Tra la riorganizzazione delle forze politiche di sinistra nel primo dopoguerra e la presa del potere da parte del fascismo, ci furono alcuni episodi che sancirono la violenta reazione della borghesia monopolista in Italia – e di lì a qualche tempo dopo anche in Europa – dopo gli anni del Biennio rosso, della repubblica di Weimar ed i tentativi rivoluzionari della classe operaia tedesca:

– l’ascesa delle forze politiche di destra, che basavano la lotta politica sul terrore e la violenza fisica perpetrata sulla popolazione inerme;

– la persecuzione e l’assassinio di militanti delle forze politiche che si opponevano al fascismo.

Questa violenta aggressione suscita non solo l’opposizione delle forze progressiste parlamentari, ma degli stessi governi o settori governativi più democratici.

E’ il primo dopoguerra e il Regno d’Italia, che siede tra i vincitori del conflitto mondiale, paga a caro prezzo la partecipazione alla guerra: le difficoltà economiche e i debiti di guerra, come naturale conseguenza di ogni conflitto armato, vengono fiscalmente scaricate sulle masse proletarie già in degrado, le quali vedono peggiorare ulteriormente le loro condizioni di vita.

La crisi di sistema che scaturisce in Italia da questo clima di incertezza politica (saranno sette i governi che si succederanno dal ’19 al ’22) sarà terreno fertile più che per le forze operaie e contadine rivoluzionare – che dal ’19 al ’20, sull’onda della Rivoluzione d’Ottobre, insorgeranno contro la borghesia industriale con scioperi e occupazioni di fabbriche e campagne – per la reazione del monopolismo privato che, da un lato, aveva avuto già modo di saggiare le potenzialità rivoluzionarie della classe operaia e contadina e dall’altro era alla ricerca di referenti politiciche potessero salvarla dal grande capitalismo monopolista transnazionale che minacciava di fagocitarne risorse e mercati.

Reazione che consisterà nel appoggiare economicamente le forze politiche che avrebbero avuto come scopo la soppressione delle opposizioni al Capitale e la gestione oligarchica ed autoritaria del potere politico nazionale.

Il capitalismo industriale italiano sarà la culla del fascismo che inizierà la sua era il 30 ottobre 1922.

Con l’avvento al potere di Mussolini si inasprisce ancor più la persecuzione fisica degli oppositori antifascisti, iniziata nel ’19, fino alla presa totale del potere con l’instaurazione della dittatura fascista che coinciderà con il delitto Matteotti.

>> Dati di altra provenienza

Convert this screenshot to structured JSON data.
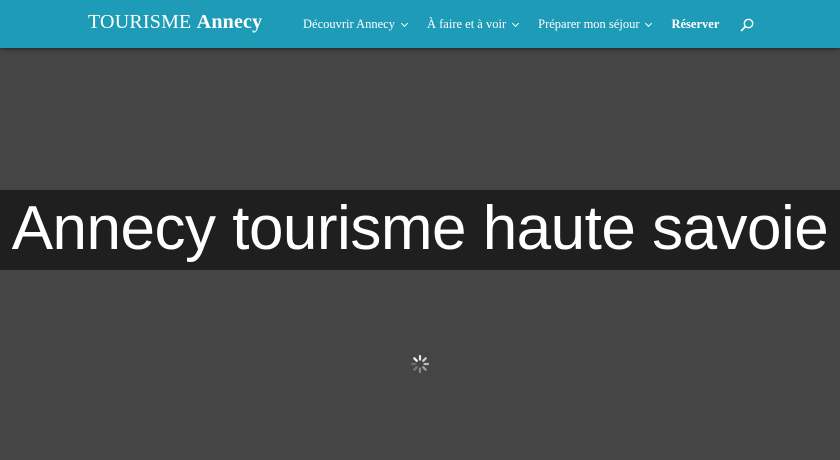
{
  "header": {
    "logo_light": "TOURISME ",
    "logo_bold": "Annecy",
    "nav": [
      {
        "label": "Découvrir Annecy"
      },
      {
        "label": "À faire et à voir"
      },
      {
        "label": "Préparer mon séjour"
      },
      {
        "label": "Réserver"
      }
    ],
    "search_icon": "search-icon"
  },
  "banner": {
    "title": "Annecy tourisme haute savoie"
  },
  "loader": {
    "icon": "loading-spinner-icon"
  },
  "colors": {
    "topbar": "#1e9bb7",
    "page_bg": "#454545",
    "banner_bg": "#1f1f1f",
    "text": "#ffffff"
  }
}
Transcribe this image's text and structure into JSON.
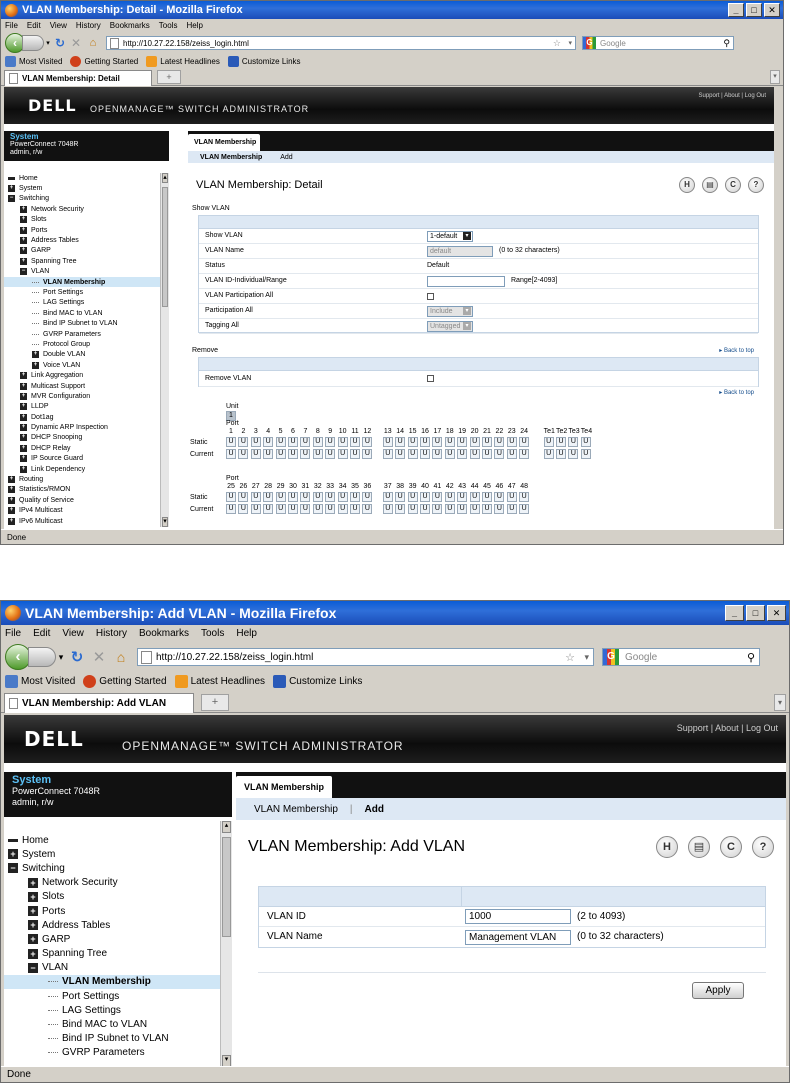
{
  "w1": {
    "title": "VLAN Membership: Detail - Mozilla Firefox",
    "menu": [
      "File",
      "Edit",
      "View",
      "History",
      "Bookmarks",
      "Tools",
      "Help"
    ],
    "url": "http://10.27.22.158/zeiss_login.html",
    "search_placeholder": "Google",
    "bookmarks": [
      "Most Visited",
      "Getting Started",
      "Latest Headlines",
      "Customize Links"
    ],
    "tab": "VLAN Membership: Detail",
    "brand": "DELL",
    "product": "OPENMANAGE™ SWITCH ADMINISTRATOR",
    "toplinks": "Support | About | Log Out",
    "system": {
      "title": "System",
      "model": "PowerConnect 7048R",
      "user": "admin, r/w"
    },
    "tree": [
      {
        "label": "Home",
        "lvl": 0,
        "exp": "dash"
      },
      {
        "label": "System",
        "lvl": 0,
        "exp": "plus"
      },
      {
        "label": "Switching",
        "lvl": 0,
        "exp": "minus"
      },
      {
        "label": "Network Security",
        "lvl": 1,
        "exp": "plus"
      },
      {
        "label": "Slots",
        "lvl": 1,
        "exp": "plus"
      },
      {
        "label": "Ports",
        "lvl": 1,
        "exp": "plus"
      },
      {
        "label": "Address Tables",
        "lvl": 1,
        "exp": "plus"
      },
      {
        "label": "GARP",
        "lvl": 1,
        "exp": "plus"
      },
      {
        "label": "Spanning Tree",
        "lvl": 1,
        "exp": "plus"
      },
      {
        "label": "VLAN",
        "lvl": 1,
        "exp": "minus"
      },
      {
        "label": "VLAN Membership",
        "lvl": 2,
        "exp": "none",
        "sel": true
      },
      {
        "label": "Port Settings",
        "lvl": 2,
        "exp": "none"
      },
      {
        "label": "LAG Settings",
        "lvl": 2,
        "exp": "none"
      },
      {
        "label": "Bind MAC to VLAN",
        "lvl": 2,
        "exp": "none"
      },
      {
        "label": "Bind IP Subnet to VLAN",
        "lvl": 2,
        "exp": "none"
      },
      {
        "label": "GVRP Parameters",
        "lvl": 2,
        "exp": "none"
      },
      {
        "label": "Protocol Group",
        "lvl": 2,
        "exp": "none"
      },
      {
        "label": "Double VLAN",
        "lvl": 2,
        "exp": "plus"
      },
      {
        "label": "Voice VLAN",
        "lvl": 2,
        "exp": "plus"
      },
      {
        "label": "Link Aggregation",
        "lvl": 1,
        "exp": "plus"
      },
      {
        "label": "Multicast Support",
        "lvl": 1,
        "exp": "plus"
      },
      {
        "label": "MVR Configuration",
        "lvl": 1,
        "exp": "plus"
      },
      {
        "label": "LLDP",
        "lvl": 1,
        "exp": "plus"
      },
      {
        "label": "Dot1ag",
        "lvl": 1,
        "exp": "plus"
      },
      {
        "label": "Dynamic ARP Inspection",
        "lvl": 1,
        "exp": "plus"
      },
      {
        "label": "DHCP Snooping",
        "lvl": 1,
        "exp": "plus"
      },
      {
        "label": "DHCP Relay",
        "lvl": 1,
        "exp": "plus"
      },
      {
        "label": "IP Source Guard",
        "lvl": 1,
        "exp": "plus"
      },
      {
        "label": "Link Dependency",
        "lvl": 1,
        "exp": "plus"
      },
      {
        "label": "Routing",
        "lvl": 0,
        "exp": "plus"
      },
      {
        "label": "Statistics/RMON",
        "lvl": 0,
        "exp": "plus"
      },
      {
        "label": "Quality of Service",
        "lvl": 0,
        "exp": "plus"
      },
      {
        "label": "IPv4 Multicast",
        "lvl": 0,
        "exp": "plus"
      },
      {
        "label": "IPv6 Multicast",
        "lvl": 0,
        "exp": "plus"
      }
    ],
    "section_tab": "VLAN Membership",
    "subnav": [
      "VLAN Membership",
      "Add"
    ],
    "page_title": "VLAN Membership: Detail",
    "show_vlan_heading": "Show VLAN",
    "fields": [
      {
        "label": "Show VLAN",
        "type": "select",
        "value": "1-default"
      },
      {
        "label": "VLAN Name",
        "type": "disabled",
        "value": "default",
        "note": "(0 to 32 characters)"
      },
      {
        "label": "Status",
        "type": "text",
        "value": "Default"
      },
      {
        "label": "VLAN ID-Individual/Range",
        "type": "input",
        "value": "",
        "note": "Range[2-4093]"
      },
      {
        "label": "VLAN Participation All",
        "type": "check"
      },
      {
        "label": "Participation All",
        "type": "select-dis",
        "value": "Include"
      },
      {
        "label": "Tagging All",
        "type": "select-dis",
        "value": "Untagged"
      }
    ],
    "remove_heading": "Remove",
    "back_to_top": "Back to top",
    "remove_label": "Remove VLAN",
    "unit_label": "Unit",
    "unit_value": "1",
    "port_label": "Port",
    "static_label": "Static",
    "current_label": "Current",
    "port_cell": "U",
    "port_row1": [
      "1",
      "2",
      "3",
      "4",
      "5",
      "6",
      "7",
      "8",
      "9",
      "10",
      "11",
      "12",
      "13",
      "14",
      "15",
      "16",
      "17",
      "18",
      "19",
      "20",
      "21",
      "22",
      "23",
      "24",
      "Te1",
      "Te2",
      "Te3",
      "Te4"
    ],
    "port_row2": [
      "25",
      "26",
      "27",
      "28",
      "29",
      "30",
      "31",
      "32",
      "33",
      "34",
      "35",
      "36",
      "37",
      "38",
      "39",
      "40",
      "41",
      "42",
      "43",
      "44",
      "45",
      "46",
      "47",
      "48"
    ],
    "status": "Done"
  },
  "w2": {
    "title": "VLAN Membership: Add VLAN - Mozilla Firefox",
    "menu": [
      "File",
      "Edit",
      "View",
      "History",
      "Bookmarks",
      "Tools",
      "Help"
    ],
    "url": "http://10.27.22.158/zeiss_login.html",
    "search_placeholder": "Google",
    "bookmarks": [
      "Most Visited",
      "Getting Started",
      "Latest Headlines",
      "Customize Links"
    ],
    "tab": "VLAN Membership: Add VLAN",
    "brand": "DELL",
    "product": "OPENMANAGE™ SWITCH ADMINISTRATOR",
    "toplinks": "Support | About | Log Out",
    "system": {
      "title": "System",
      "model": "PowerConnect 7048R",
      "user": "admin, r/w"
    },
    "tree": [
      {
        "label": "Home",
        "lvl": 0,
        "exp": "dash"
      },
      {
        "label": "System",
        "lvl": 0,
        "exp": "plus"
      },
      {
        "label": "Switching",
        "lvl": 0,
        "exp": "minus"
      },
      {
        "label": "Network Security",
        "lvl": 1,
        "exp": "plus"
      },
      {
        "label": "Slots",
        "lvl": 1,
        "exp": "plus"
      },
      {
        "label": "Ports",
        "lvl": 1,
        "exp": "plus"
      },
      {
        "label": "Address Tables",
        "lvl": 1,
        "exp": "plus"
      },
      {
        "label": "GARP",
        "lvl": 1,
        "exp": "plus"
      },
      {
        "label": "Spanning Tree",
        "lvl": 1,
        "exp": "plus"
      },
      {
        "label": "VLAN",
        "lvl": 1,
        "exp": "minus"
      },
      {
        "label": "VLAN Membership",
        "lvl": 2,
        "exp": "none",
        "sel": true
      },
      {
        "label": "Port Settings",
        "lvl": 2,
        "exp": "none"
      },
      {
        "label": "LAG Settings",
        "lvl": 2,
        "exp": "none"
      },
      {
        "label": "Bind MAC to VLAN",
        "lvl": 2,
        "exp": "none"
      },
      {
        "label": "Bind IP Subnet to VLAN",
        "lvl": 2,
        "exp": "none"
      },
      {
        "label": "GVRP Parameters",
        "lvl": 2,
        "exp": "none"
      }
    ],
    "section_tab": "VLAN Membership",
    "subnav": [
      "VLAN Membership",
      "Add"
    ],
    "page_title": "VLAN Membership: Add VLAN",
    "fields": [
      {
        "label": "VLAN ID",
        "value": "1000",
        "note": "(2 to 4093)"
      },
      {
        "label": "VLAN Name",
        "value": "Management VLAN",
        "note": "(0 to 32 characters)"
      }
    ],
    "apply": "Apply",
    "status": "Done"
  }
}
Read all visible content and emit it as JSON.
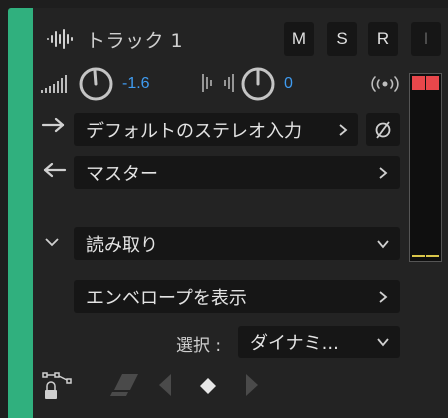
{
  "track": {
    "name": "トラック 1",
    "color": "#30b07e",
    "mute_label": "M",
    "solo_label": "S",
    "record_label": "R",
    "input_monitor_label": "I"
  },
  "volume": {
    "value": "-1.6"
  },
  "pan": {
    "value": "0"
  },
  "input": {
    "value": "デフォルトのステレオ入力"
  },
  "output": {
    "value": "マスター"
  },
  "automation": {
    "mode": "読み取り",
    "show_envelopes_label": "エンベロープを表示",
    "select_label": "選択 :",
    "select_value": "ダイナミ..."
  },
  "colors": {
    "accent_blue": "#3f9bf0",
    "clip_red": "#e8474b",
    "meter_yellow": "#d9c64a"
  }
}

Il partito nazionale fascista il 6 aprile 1924 vince le elezioni con il 60% dei voti assicurandosi la maggioranza della Camera dei Deputati, conquistando 355 seggi grazie all’odiosa legge Acerbo.

Due mesi e quattro giorni dopo il deputato socialista Giacomo Matteotti viene rapito e ucciso dai fascisti per aver denunciato la corruttela fascista.

La storia ufficiale vuole che sia stato il discorso pronunciato dal socialista, il 30 maggio alla Camera, ad attirare l’ attenzioni delle squadraccie a guardia del regime, discorso in cui denunciava le violenze e le illegalità commesse dai fascisti per vincere le elezioni.

E’ altresì vero che al momento del sequestro, avvenuto il 10 Aprile, gli venne sottratta la borsa personale che conteneva le prove, che avrebbe esposto il giorno seguente alla Camera, sulla corruzione esercitata dalla compagnia petrolifera Sinclaire Oil per conto della sorella maggiore, Standard Oil, nei confronti di Mussolini.

Il governo fascista infatti, alcune settimane prima, aveva concesso alla Sinclaire Oil, sostenuta dai principali gruppi finanziari di Wall Street tra cui la banca di John Davison Rockefeller, già proprietario della Standard Oil, il monopolio per la ricerca e lo sfruttamento di tutti i giacimenti petroliferi presenti nel sottosuolo italiano con il Regio decreto n.677 del 4 maggio 1924 (che approva la Convenzione stipulata il 29 aprile 1924 fra il Ministero dell’economia nazionale e la Sinclair Exploration Company1) che prevedeva condizioni vantaggiosissime come l’esenzione dalle imposte e la durata novantennale delle concessioni.

La reazione delle opposizioni al delitto Matteotti sarà l’abbandono della Camera dei Deputati meglio nota come secessione dell’Aventino.

Su l’Unità del 15 giugno 1924 compare un articolo in prima pagina dal titolo L’atteggiamento delle opposizioni in cui si analizza quale significato e quale sviluppo può assumere l’atto compiuto da tutti i Gruppi di opposizione al fascismo con l’abbandono dell’aula parlamentare.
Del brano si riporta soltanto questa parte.